# Smoke  Detectors  In  Non-ducted  HVAC  Systems



## north star (May 11, 2018)

*% ~ %*

We have a new bldg. being proposed and we are reviewing
the blueprints on it.....We are using the `12 Codes &
Standards, except for NFPA 72 which is the 2013 edition.

The plan is to have A\C mini-split units installed in multiple
locations, so there will not be any HVAC ducting.

We are using NFPA 72 and trying to determine if Smoke
Detectors are required........I see language in NFPA 72
related to installing the detectors in ducted systems, but
am having difficulty in locating the requirements for
non-ducted systems.

Any input will be greatly appreciated.

*% ~ %*


----------



## cda (May 11, 2018)

are you also using IMC?

No matter what, are the units over 2000 CFM???  More than likely not.
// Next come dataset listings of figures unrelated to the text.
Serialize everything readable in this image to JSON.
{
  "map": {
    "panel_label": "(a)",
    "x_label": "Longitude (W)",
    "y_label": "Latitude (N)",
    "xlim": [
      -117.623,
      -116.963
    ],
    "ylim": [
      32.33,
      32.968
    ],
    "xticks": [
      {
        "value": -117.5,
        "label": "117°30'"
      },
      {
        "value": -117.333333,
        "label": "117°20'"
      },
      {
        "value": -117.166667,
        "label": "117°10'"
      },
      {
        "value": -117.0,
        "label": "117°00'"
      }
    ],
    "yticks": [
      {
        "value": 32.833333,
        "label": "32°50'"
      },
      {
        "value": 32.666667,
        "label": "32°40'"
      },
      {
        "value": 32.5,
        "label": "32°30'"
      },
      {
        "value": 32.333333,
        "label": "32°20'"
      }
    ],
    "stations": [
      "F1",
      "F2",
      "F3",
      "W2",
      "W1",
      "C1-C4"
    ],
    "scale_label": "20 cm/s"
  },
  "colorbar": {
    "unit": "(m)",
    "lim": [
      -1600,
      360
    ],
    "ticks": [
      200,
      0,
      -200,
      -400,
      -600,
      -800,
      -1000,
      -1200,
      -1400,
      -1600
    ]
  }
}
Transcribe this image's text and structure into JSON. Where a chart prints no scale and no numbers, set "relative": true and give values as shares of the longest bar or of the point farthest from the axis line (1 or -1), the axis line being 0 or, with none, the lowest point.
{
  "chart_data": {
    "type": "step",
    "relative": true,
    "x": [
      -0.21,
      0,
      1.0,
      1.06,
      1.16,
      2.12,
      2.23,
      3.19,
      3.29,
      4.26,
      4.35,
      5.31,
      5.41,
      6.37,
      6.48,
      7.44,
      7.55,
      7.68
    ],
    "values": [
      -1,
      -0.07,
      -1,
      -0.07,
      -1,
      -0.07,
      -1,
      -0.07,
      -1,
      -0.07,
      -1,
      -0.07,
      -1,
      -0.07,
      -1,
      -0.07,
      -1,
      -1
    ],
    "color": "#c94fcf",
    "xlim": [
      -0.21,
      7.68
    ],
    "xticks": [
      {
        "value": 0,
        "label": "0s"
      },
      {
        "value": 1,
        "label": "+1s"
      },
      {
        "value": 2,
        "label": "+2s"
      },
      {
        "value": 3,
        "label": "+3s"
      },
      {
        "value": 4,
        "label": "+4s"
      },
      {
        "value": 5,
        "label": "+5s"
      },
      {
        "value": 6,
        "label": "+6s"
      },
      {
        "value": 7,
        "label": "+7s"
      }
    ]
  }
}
If not over, not required.

If over, than lets talk


----------



## Builder Bob (May 11, 2018)

mini-split units are not  larger enough to have an air handler of over 2000 cfm , thus not required for shutdown.


----------



## north star (May 11, 2018)

*$ ~ $*

Thanks for your input !

Yes, we are using the IMC and the UFC's.

Any Smokes required for open areas, with these
mini-splits ?

*$ ~ $*


----------



## cda (May 11, 2018)

Nope


----------



## TheCommish (May 13, 2018)

Duct smoke detection is in NFPA 90A,  6.4.2.1, since there are no ducts I would say that detection is not required


----------



## cda (May 13, 2018)

Don’t need ducks to require duck detection,,,

Only in hunting


----------



## steveray (May 14, 2018)

Typically the requirement goes away if there is not a way for the unit to spread the smoke beyond the room of origin...(no ducts)....In other words, if you are standing in a room full of smoke and thr RTU is recirculating it, who cares...


----------



## cda (May 14, 2018)

steveray said:


> Typically the requirement goes away if there is not a way for the unit to spread the smoke beyond the room of origin...(no ducts)....In other words, if you are standing in a room full of smoke and thr RTU is recirculating it, who cares...



Agree with the one hvac,, one room rule


----------